As president and CFO, Cloete needs to ensure that Ivanhoes Mines is able to meet its exploration and mining ambitions while considering its balance sheet and this is no mean feat. She believes that this can be done by looking at the end result.
“Yes, you can be passionate about the geology of a project but ultimately it is a product that you are creating and you need to be able to market that product and create an acceptable return for your shareholders.”
“It’s like Steve Jobs who believed in the value of the iPhone. If you believe in the fundamentals of commodities such as copper and PGM’s, and their future use then it is easy to be in this industry,” she states.
Commenting on her dual role of CFO and president, Cloete states that both roles are equally important. She strongly believes that the company’s financial health is critical for the company’s preservation and financial success, however in the wake of the COVID-19 pandemic Ivanhoe Mines needs strong leadership who will remain focused on our strategic objectives.

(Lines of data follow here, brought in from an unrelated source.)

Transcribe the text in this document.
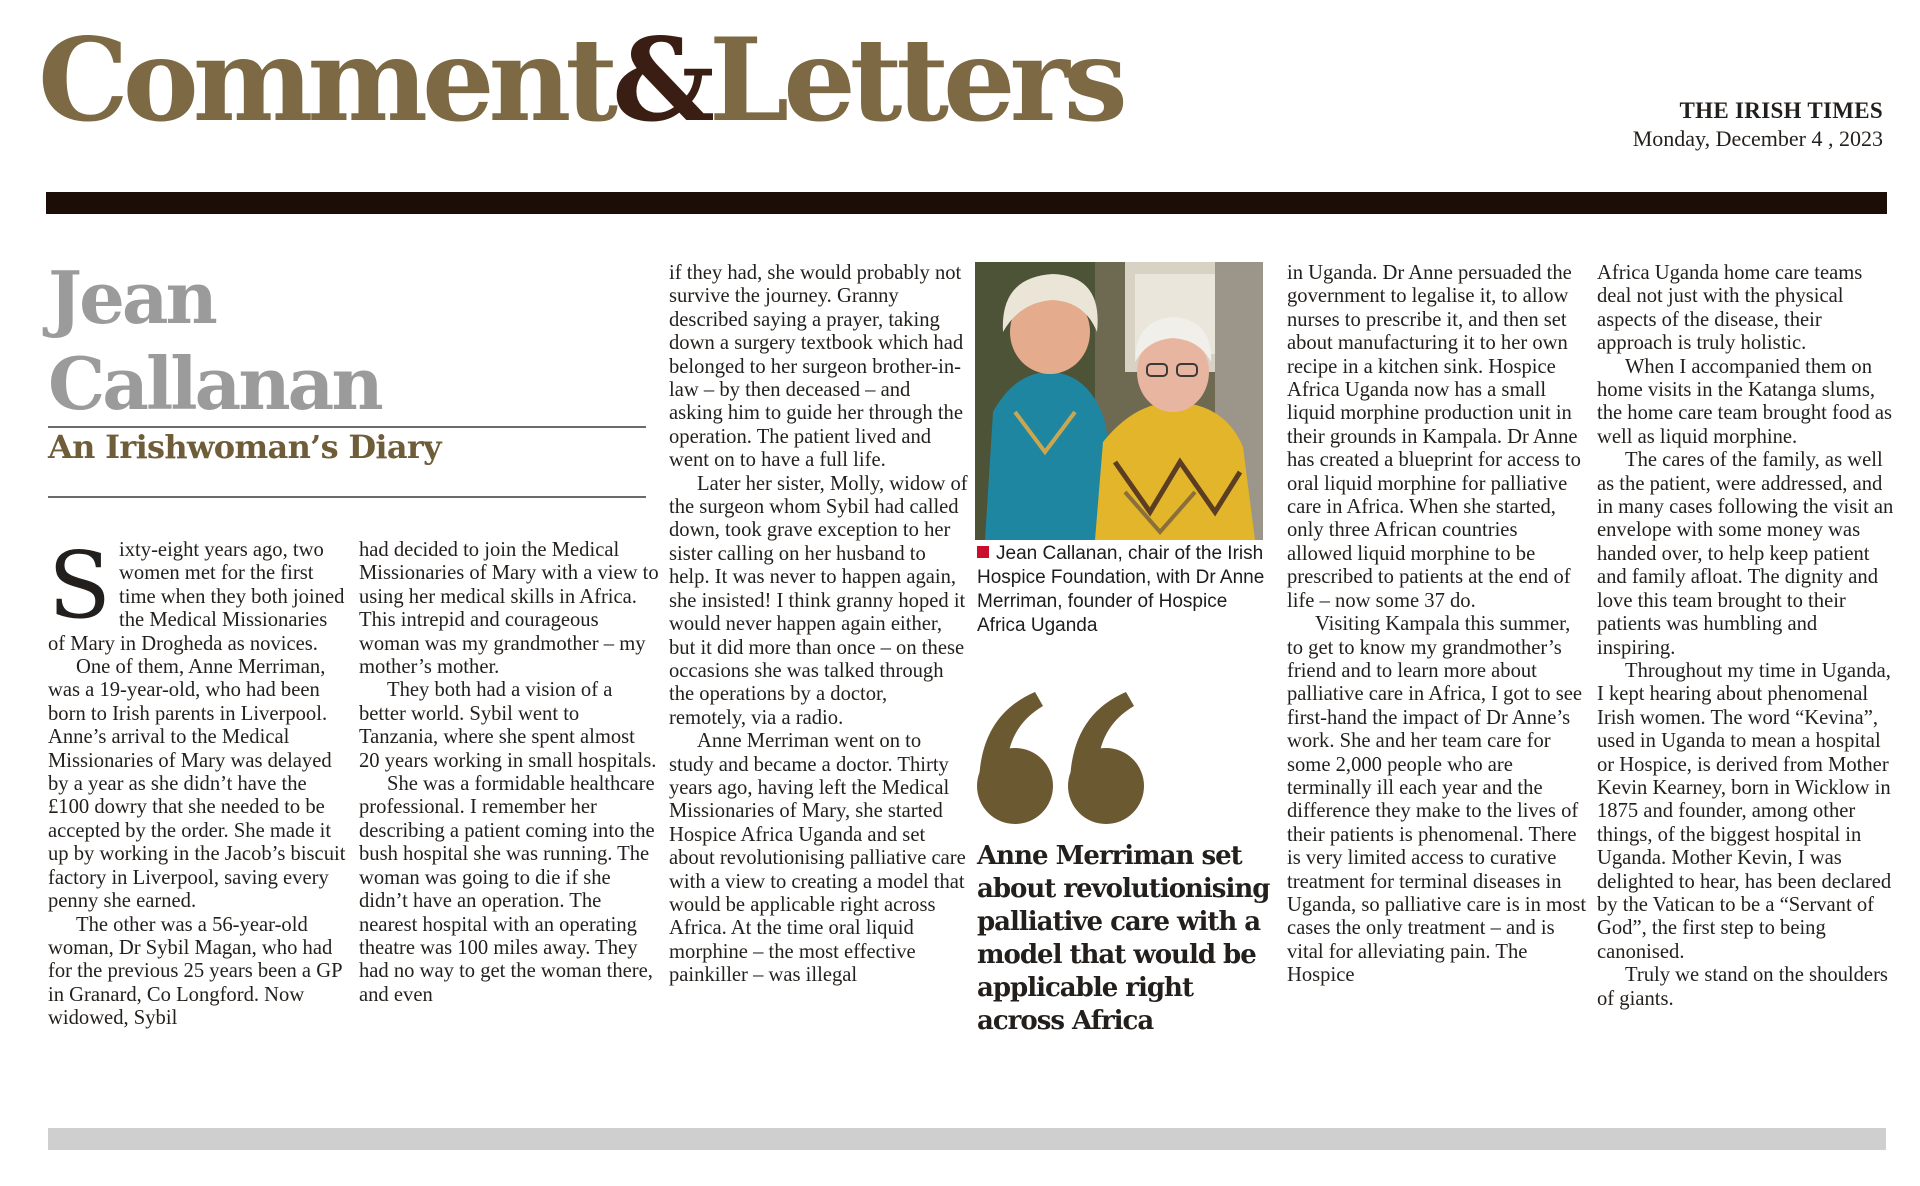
Comment&Letters	THE IRISH TIMES
Monday, December 4 , 2023
Jean
Callanan
An Irishwoman’s Diary

Sixty-eight years ago, two women met for the first time when they both joined the Medical Missionaries of Mary in Drogheda as novices.

One of them, Anne Merriman, was a 19-year-old, who had been born to Irish parents in Liverpool. Anne’s arrival to the Medical Missionaries of Mary was delayed by a year as she didn’t have the £100 dowry that she needed to be accepted by the order. She made it up by working in the Jacob’s biscuit factory in Liverpool, saving every penny she earned.

The other was a 56-year-old woman, Dr Sybil Magan, who had for the previous 25 years been a GP in Granard, Co Longford. Now widowed, Sybil

had decided to join the Medical Missionaries of Mary with a view to using her medical skills in Africa. This intrepid and courageous woman was my grandmother – my mother’s mother.

They both had a vision of a better world. Sybil went to Tanzania, where she spent almost 20 years working in small hospitals.

She was a formidable healthcare professional. I remember her describing a patient coming into the bush hospital she was running. The woman was going to die if she didn’t have an operation. The nearest hospital with an operating theatre was 100 miles away. They had no way to get the woman there, and even

if they had, she would probably not survive the journey. Granny described saying a prayer, taking down a surgery textbook which had belonged to her surgeon brother-in-law – by then deceased – and asking him to guide her through the operation. The patient lived and went on to have a full life.

Later her sister, Molly, widow of the surgeon whom Sybil had called down, took grave exception to her sister calling on her husband to help. It was never to happen again, she insisted! I think granny hoped it would never happen again either, but it did more than once – on these occasions she was talked through the operations by a doctor, remotely, via a radio.

Anne Merriman went on to study and became a doctor. Thirty years ago, having left the Medical Missionaries of Mary, she started Hospice Africa Uganda and set about revolutionising palliative care with a view to creating a model that would be applicable right across Africa. At the time oral liquid morphine – the most effective painkiller – was illegal

Jean Callanan, chair of the Irish Hospice Foundation, with Dr Anne Merriman, founder of Hospice Africa Uganda

Anne Merriman set about revolutionising palliative care with a model that would be applicable right across Africa

in Uganda. Dr Anne persuaded the government to legalise it, to allow nurses to prescribe it, and then set about manufacturing it to her own recipe in a kitchen sink. Hospice Africa Uganda now has a small liquid morphine production unit in their grounds in Kampala. Dr Anne has created a blueprint for access to oral liquid morphine for palliative care in Africa. When she started, only three African countries allowed liquid morphine to be prescribed to patients at the end of life – now some 37 do.

Visiting Kampala this summer, to get to know my grandmother’s friend and to learn more about palliative care in Africa, I got to see first-hand the impact of Dr Anne’s work. She and her team care for some 2,000 people who are terminally ill each year and the difference they make to the lives of their patients is phenomenal. There is very limited access to curative treatment for terminal diseases in Uganda, so palliative care is in most cases the only treatment – and is vital for alleviating pain. The Hospice

Africa Uganda home care teams deal not just with the physical aspects of the disease, their approach is truly holistic.

When I accompanied them on home visits in the Katanga slums, the home care team brought food as well as liquid morphine.

The cares of the family, as well as the patient, were addressed, and in many cases following the visit an envelope with some money was handed over, to help keep patient and family afloat. The dignity and love this team brought to their patients was humbling and inspiring.

Throughout my time in Uganda, I kept hearing about phenomenal Irish women. The word “Kevina”, used in Uganda to mean a hospital or Hospice, is derived from Mother Kevin Kearney, born in Wicklow in 1875 and founder, among other things, of the biggest hospital in Uganda. Mother Kevin, I was delighted to hear, has been declared by the Vatican to be a “Servant of God”, the first step to being canonised.

Truly we stand on the shoulders of giants.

“The two roles complement each other but you are only as strong as the team that works with you. I am fortunate to have a strong, loyal team that shares Ivanhoe Mines’ vision,” she adds.
Ringing in the changes
As president, Cloete has also being tasked with reorganising the company’s structure with a particular emphasis on relationships with the company’s stakeholders and shareholders. Just, how will she go about doing this, particularly in the wake of coronavirus?
“We have already announced a few cost-cutting measures such as closing some of our corporate offices in order to consolidate our operations,” she states.
“We also had a close look at our operating model and the way we want to structure our executive team going forward. As such we are looking at decentralising our leadership to be focused at project level, just like Kamoa-Kukula where we have a standalone executive team.”
With regards to the challenges faced by women in a male dominated industry, Cloete says, “I have been very fortunate and have never felt that there was a glass ceiling, but I know that is not always the case for females in the mining industry. There needs to be more awareness to make this industry more appealing to women.”
While she strongly advocates that more needs to be done to attract females to the mining industry, Cloete is a firm believer that you gain success through merit.
“I am a firm believer that you get to where you are because of merit and not because there is a female quota to fulfil, and that anyone with drive and passion can determine their own destiny. I believe that I am where I am because of the hard work that I put in.
“Moreover, we should not focus on the quotas, but rather on recognising and harnessing the talent of our youth, irrespective of their gender,” she concludes.